Flipper and Finnegan – The True Story of How Tiny Jumpers Saved Little Penguins

Flipper and Finnegan - The True Story of How Tiny Jumpers Saved Little Penguins

Flipper and Finnegan – The True Story of How Tiny Jumpers Saved Little Penguins

 

 

 

 

 

 

 

 

 

 

 

Flipper and Finnegan – The True Story of How Tiny Jumpers Saved Little Penguins

Sophie Cunningham

Anil Tortop

Albert Street, 2022

24pp., hbk., RRP $A19.99

9781761180071

Flipper and Finnegan are two of the Little Penguins that live on a Phillip Island, fishing in the surrounding ocean by day and bringing delight and joy to the thousands of visitors who travel to see their evening parade as they waddle up to their burrows.

But one day, when Flipper comes up for air she gets covered in something that is black and smelly and sticky – and Finnegan is nowhere to be seen…

And, if you’re a rescuer how can you keep so many penguins warm and safe so they don’t die of hypothermia or ingesting the oil on their feathers, while you painstakingly clean them one by one?

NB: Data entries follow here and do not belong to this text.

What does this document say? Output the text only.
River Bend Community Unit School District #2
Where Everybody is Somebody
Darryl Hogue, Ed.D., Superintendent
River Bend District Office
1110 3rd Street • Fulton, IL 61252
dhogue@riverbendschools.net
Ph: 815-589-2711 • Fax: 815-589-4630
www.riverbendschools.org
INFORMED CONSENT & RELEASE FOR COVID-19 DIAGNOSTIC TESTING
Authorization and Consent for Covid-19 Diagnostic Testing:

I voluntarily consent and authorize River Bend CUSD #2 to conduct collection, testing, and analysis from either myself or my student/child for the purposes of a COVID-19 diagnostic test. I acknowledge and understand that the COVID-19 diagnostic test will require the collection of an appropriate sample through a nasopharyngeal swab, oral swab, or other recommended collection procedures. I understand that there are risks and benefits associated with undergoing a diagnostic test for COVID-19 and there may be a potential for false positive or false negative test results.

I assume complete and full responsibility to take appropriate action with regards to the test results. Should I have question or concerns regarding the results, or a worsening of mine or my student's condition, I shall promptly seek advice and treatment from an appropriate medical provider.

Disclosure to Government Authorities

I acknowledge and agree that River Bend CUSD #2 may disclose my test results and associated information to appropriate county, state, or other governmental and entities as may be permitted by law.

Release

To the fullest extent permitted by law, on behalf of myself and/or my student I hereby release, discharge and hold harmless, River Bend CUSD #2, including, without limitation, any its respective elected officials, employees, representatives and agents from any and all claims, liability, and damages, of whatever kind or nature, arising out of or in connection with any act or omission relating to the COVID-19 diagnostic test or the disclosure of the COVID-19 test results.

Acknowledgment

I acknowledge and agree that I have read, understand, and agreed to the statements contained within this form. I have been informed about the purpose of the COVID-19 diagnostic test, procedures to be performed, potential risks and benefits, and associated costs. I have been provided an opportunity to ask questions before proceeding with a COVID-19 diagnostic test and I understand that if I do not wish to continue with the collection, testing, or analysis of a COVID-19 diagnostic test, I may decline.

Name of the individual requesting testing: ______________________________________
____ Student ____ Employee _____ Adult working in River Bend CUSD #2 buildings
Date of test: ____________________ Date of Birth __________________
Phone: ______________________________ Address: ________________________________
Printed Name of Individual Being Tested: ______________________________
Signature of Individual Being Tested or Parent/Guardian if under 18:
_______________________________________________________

Based on the true story of a 2001 oil spill in Port Phillip Bay that affected the Little Penguins, this is a heart-warming story of how a nation pulled together to save the colony by knitting little sweaters to protect them while they waited their turn.  In all, 438 Little Penguins were affected by that oil spill and of those, 96% were successfully saved with the help of penguin jumpers, rehabilitated at the Wildlife Clinic and released back into the wild.

From the team who created Tippy and Jellybean – The True Story of a Brave Koala who Saved her Baby from a Bushfire, young readers can again learn of the perils – natural and manmade – that threaten our precious wildlife and while the disasters might be unavoidable, there is something that can be done to mitigate their impact.  By focusing on just two penguins and telling their story as an example of the other 436 penguins affected, their plight becomes more real and immediate and the reader connects with it more readily.  

While the penguin jumper project has been running for over 20 years, there are many that aren’t really suitable for putting on the penguins and so these are sold on penguin toys to raise funds for wildlife conservation on Phillip Island. Since 2012 the sale of these jumpers has raised $287,700 , going towards the  protection and preservation of the colony.  

A charming story that will help raise awareness of the impact of humans on the landscape and to encourage our young readers to take only photographs and leave only (carefully placed) footprints.